Many people know parts of Robert Oppenheimer’s story, particularly his time at Los Alamos playing a significant role in the Manhattan Project. There are other parts of Oppenheimer that people are not as conscious of, until now.

Historian Jon Hunner will be discussing these lesser known aspects of Oppenheimer’s life during the upcoming Los Alamos Historical Society’s lecture at 7:30 p.m. Tuesday at Fuller Lodge. The lecture is free.

He will present what occurred when Oppenheimer first came to New Mexico, and the profound change that the West had upon him.

Hunner said Oppenheimer was born into a privileged family in New York. When he was older, he became very ill and spent a year recuperating from his illness. To ensure Oppenheimer fully recovered, he traveled to New Mexico.

“He loved it out here,” Hunner said.

Oppenheimer was changed; from a sheltered, naïve kid, he transformed into someone who loved to hop on a horse and ride up a mountain in a thunderstorm, Hunner said.
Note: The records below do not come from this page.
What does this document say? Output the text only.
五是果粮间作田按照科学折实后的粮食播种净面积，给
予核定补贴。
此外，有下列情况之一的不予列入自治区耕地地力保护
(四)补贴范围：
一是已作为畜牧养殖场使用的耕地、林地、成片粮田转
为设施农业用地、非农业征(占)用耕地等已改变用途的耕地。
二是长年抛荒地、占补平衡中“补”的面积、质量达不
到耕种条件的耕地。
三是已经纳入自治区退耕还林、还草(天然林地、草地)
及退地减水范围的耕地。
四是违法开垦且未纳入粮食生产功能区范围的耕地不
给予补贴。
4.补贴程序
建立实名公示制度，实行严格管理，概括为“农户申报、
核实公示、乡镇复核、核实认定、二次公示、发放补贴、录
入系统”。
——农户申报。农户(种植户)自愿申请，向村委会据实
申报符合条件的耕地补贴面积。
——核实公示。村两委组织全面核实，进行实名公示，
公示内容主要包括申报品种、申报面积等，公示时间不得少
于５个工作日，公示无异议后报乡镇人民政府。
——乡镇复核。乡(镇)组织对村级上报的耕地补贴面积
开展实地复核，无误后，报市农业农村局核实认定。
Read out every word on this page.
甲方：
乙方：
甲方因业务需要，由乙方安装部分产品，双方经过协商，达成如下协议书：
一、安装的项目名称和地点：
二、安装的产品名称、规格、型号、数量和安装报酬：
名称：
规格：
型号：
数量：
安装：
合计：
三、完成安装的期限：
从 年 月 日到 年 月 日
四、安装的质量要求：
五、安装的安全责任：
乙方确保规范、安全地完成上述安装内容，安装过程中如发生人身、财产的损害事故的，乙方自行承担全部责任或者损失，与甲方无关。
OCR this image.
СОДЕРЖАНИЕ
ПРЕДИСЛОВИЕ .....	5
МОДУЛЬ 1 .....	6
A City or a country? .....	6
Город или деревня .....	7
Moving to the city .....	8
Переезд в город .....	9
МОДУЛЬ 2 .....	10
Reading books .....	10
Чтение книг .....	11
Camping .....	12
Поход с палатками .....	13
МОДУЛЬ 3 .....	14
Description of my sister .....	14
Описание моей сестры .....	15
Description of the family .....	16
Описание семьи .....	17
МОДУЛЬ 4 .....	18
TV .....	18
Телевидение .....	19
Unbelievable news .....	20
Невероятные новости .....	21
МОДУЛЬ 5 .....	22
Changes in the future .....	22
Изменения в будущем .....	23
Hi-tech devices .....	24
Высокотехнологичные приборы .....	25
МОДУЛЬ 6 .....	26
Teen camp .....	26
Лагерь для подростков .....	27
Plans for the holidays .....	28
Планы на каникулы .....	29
It was more than just the landscape; New Mexico exposed Oppenheimer to different cultures, particularly Hispanic and Native American cultures, Hunner said.

As a result, Oppenheimer was impacted in several areas from his time out west. “(It) changed him physically, changed him intellectually,” Hunner said.

Plus, “His privileged (life) didn’t mean anything out here,” he added, “They just accepted him for who he was.”

This impact was not one-way; Hunner said Oppenheimer also had a large effect on New Mexico.

“In a broad view, he brought theoretical physics to the West,” Hunner said.

Plus, he brought the national laboratory to Los Alamos. Hunner said at one point, Oppenheimer said his two loves were physics and New Mexico and he wished he could join these two loves together. With the national laboratory in New Mexico, he was able to fulfill this wish.

Oppenheimer’s life is almost like a Greek tragedy, Hunner said. His work earned him a cover on Time magazine, being sought after by policymakers to presidents for his opinions and packed houses for his lectures.

“This is a person who was a celebrity in the early post-war period,” Hunner said. “People thought he could solve a lot of different things.”

He went from celebrated to broken. Oppenheimer went against the U.S. government’s philosophy of keeping nuclear weapons to themselves and suggested an alternative.

“Oppenheimer was one that addressed the issue of nuclear profileration … he wanted some kind of world-wide organization to administer and manage nuclear weapons,” Hunner said. “Because of the alternative path he proposed, his security clearance was removed. He was used as an example of what happens when you go against the main government policies.”

Hunner explained he became interested in the nation’s nuclear history because of his father. Hunner said he was an officer at Manzano Air Force Base in Albuquerque, which stored nuclear weapons. “I was always interested in nuclear weapons,” Hunner said.

When he was doing his graduate work, Hunner became interested in Los Alamos. His professor recommended he write about someone who impacted the West, and Hunner said he immediately thought of  Oppenheimer.

“This is a very key figure in the 20th century and he needs to known about,” Hunner said.

He explained, his upcoming book about Oppenheimer, is titled “Dr. J. Robert Oppenheimer, The Cold War, and the Atomic West.” This is Hunner’s second time coming to Los Alamos to speak about its history. Four or five years ago, he spoke at Fuller Lodge about his other book, “Inventing Los Alamos: The Growth of an Atomic Community.”  To speak in Fuller Lodge, where the people he wrote about ate, danced and had parties, was a big deal for Hunner. “It was a special night for me,” he said.

In regards to his upcoming visit, “I’m looking forward to coming up and addressing the people of Los Alamos,” he said. “(I’m) definitely looking forward to coming up and talking about the person responsible for Los Alamos National Laboratory.”